Tendo sido, primeiramente, um intelectual tradicional bastante respeitado por representantes das ciências sociais “burguesas” como Max Weber, se tornou marxista no final de 1919 e foi comissário de Educação Pública da República soviética húngara, que teve uma breve existência devido às difíceis condições de sobrevivência impostas pelo recente pós-guerra, o cerco dos países imperialistas e a inexistência do PC húngaro.

Posteriormente a derrota da revolução húngara e passando à clandestinidade, Lukács já exilado em Viena passaria a integrar a redação da revista Komunismus, identificada com as alas “ultra-esquerdistas” do movimento comunista internacional, a qual foi publicada entre fevereiro de 1920 e meados de 1921. A revista se opunha à política de Frente Única operária, votada no III Congresso da Internacional Comunista, assim como a política sindical e parlamentar.

História e Consciência de Classe sintetizava no plano teórico muitas das experiências e reflexões de Lukács durante este período.
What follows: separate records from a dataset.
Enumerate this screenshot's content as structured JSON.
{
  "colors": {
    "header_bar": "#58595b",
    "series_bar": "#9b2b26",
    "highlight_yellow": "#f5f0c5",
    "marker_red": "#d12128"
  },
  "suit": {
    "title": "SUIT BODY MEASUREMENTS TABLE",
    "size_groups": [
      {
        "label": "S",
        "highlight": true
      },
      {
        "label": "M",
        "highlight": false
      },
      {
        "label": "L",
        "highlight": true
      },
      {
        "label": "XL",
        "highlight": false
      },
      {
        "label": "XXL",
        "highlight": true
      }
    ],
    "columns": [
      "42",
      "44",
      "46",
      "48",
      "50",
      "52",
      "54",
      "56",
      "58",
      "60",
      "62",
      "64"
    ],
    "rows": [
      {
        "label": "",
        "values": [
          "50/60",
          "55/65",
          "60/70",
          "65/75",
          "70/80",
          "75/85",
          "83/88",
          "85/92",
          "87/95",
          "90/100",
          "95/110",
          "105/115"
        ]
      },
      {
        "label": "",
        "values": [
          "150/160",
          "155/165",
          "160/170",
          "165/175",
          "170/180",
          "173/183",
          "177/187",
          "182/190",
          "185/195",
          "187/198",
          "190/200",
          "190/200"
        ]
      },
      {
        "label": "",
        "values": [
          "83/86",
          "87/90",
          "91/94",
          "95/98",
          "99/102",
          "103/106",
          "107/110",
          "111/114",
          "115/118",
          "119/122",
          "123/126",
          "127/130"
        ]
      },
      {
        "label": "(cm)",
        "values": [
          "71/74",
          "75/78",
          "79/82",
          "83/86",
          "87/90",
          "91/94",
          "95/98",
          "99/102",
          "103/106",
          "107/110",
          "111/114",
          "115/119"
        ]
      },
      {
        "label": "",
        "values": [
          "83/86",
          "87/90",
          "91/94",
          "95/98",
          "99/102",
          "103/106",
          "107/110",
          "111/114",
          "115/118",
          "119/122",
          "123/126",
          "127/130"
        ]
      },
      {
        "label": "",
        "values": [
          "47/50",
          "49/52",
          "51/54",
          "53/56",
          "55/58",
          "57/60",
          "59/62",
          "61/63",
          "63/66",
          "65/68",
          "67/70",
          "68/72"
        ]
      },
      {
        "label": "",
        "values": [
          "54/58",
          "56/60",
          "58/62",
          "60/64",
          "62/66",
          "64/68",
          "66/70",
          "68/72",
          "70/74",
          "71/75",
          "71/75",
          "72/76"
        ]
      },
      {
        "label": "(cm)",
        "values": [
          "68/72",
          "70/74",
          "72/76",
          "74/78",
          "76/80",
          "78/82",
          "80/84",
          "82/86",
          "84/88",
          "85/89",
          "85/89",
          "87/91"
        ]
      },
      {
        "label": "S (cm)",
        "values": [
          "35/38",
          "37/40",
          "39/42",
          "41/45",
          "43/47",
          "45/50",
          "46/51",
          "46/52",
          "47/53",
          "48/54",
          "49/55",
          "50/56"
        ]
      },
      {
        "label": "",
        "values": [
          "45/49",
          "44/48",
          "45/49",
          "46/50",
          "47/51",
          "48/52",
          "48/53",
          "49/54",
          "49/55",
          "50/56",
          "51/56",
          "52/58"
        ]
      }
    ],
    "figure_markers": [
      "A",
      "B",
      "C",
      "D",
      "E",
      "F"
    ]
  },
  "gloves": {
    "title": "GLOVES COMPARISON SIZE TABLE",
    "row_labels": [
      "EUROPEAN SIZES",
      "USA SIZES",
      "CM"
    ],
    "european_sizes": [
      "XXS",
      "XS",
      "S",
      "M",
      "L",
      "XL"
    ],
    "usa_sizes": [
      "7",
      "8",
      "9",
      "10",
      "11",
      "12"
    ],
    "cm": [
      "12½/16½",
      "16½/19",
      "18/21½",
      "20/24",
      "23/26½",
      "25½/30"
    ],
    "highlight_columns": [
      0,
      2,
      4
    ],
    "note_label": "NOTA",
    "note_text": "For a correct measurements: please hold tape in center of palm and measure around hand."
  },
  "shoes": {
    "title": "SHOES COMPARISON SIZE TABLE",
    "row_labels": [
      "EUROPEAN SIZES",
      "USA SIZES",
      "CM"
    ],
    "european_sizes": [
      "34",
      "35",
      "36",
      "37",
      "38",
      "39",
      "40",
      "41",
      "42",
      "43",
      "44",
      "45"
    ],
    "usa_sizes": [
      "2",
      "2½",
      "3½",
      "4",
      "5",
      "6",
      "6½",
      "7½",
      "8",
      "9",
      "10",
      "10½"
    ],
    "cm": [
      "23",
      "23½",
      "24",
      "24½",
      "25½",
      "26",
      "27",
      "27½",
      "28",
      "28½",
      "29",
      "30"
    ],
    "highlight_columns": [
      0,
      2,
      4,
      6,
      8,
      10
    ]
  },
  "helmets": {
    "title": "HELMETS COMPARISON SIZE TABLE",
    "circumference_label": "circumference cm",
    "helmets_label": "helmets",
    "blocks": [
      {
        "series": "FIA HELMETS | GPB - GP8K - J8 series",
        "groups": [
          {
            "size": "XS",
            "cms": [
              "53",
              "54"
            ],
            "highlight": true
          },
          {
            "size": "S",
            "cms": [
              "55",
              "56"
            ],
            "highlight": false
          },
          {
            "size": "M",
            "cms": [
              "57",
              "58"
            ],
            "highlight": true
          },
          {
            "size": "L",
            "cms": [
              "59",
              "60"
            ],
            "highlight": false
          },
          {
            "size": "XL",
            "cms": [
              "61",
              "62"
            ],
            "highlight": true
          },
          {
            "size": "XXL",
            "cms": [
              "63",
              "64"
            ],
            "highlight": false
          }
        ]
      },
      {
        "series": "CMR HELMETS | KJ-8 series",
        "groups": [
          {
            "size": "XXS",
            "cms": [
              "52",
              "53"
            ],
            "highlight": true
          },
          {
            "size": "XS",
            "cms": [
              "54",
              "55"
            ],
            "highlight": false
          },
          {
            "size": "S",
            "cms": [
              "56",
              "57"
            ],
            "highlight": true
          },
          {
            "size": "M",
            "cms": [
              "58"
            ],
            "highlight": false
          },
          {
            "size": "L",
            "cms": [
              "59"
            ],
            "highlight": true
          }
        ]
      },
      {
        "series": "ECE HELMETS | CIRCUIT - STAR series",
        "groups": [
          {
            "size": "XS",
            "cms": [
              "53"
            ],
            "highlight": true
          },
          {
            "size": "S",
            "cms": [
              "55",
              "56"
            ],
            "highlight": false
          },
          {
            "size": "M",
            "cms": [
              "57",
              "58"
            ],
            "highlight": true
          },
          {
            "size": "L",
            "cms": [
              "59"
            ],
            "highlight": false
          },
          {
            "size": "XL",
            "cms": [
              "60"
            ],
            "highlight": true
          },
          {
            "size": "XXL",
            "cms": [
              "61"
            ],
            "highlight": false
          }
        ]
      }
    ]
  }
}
Foi publicado pelo Editorial Malik em Berlim, no final de 1923. Malik Verlag era um editorial reconhecido no âmbito da extrema esquerda. Dirigido por Wieland e Helmut Herzfelde, dois irmãos que vinham, do radicalismo burguês opositor a guerra e se uniram ao Partido Comunista Alemão; tinham distintas coleções de livros marxistas ou com enfoque de esquerda, incluindo romances, obras de teatro e teóricas.

História e Consciência de Classe buscava pôr de pé uma dupla operação teórica. De um lado, oferecia uma teoria do desenvolvimento da consciência da classe trabalhadora como classe revolucionária. Por outro, uma reconstrução da dialética marxista em sua relação com o idealismo alemão e como superação das “antinomias do pensamento burguês”, buscando estabelecer uma ideia de “ortodoxia” marxista, centrada na questão do método.

Lukács afirmava que a ortodoxia marxista não poderia ser definida por uma repetição das conclusões que havia chegado Marx em seu tempo, mas sim no método, mais precisamente o método dialético. Aqui Lukács articulava dois problemas de extrema complexidade, por um lado tomava a Totalidade como uma categoria central da dialética (tanto desde o ponto de vista teórico como da prática revolucionária) e apresentava a dialética como o processo da relação entre sujeito e objeto. Nos argumentos de Lukács, a dialética aparecia como resultado da ação subjetiva que buscava transformar a realidade e com isso transformava a si mesma. O proletariado, submetido a um processo de “coisificação” que tinha sua origem no fetichismo da mercadoria – que faz com que relações sociais entre as pessoas se pareçam com relações entre as coisas – era o único capaz de tomar consciência de seus fins históricos e captar a Totalidade da sociedade capitalista, para transformá-la por meios revolucionários. Deste modo, o proletariado se constituía como sujeito-objeto idêntico da história.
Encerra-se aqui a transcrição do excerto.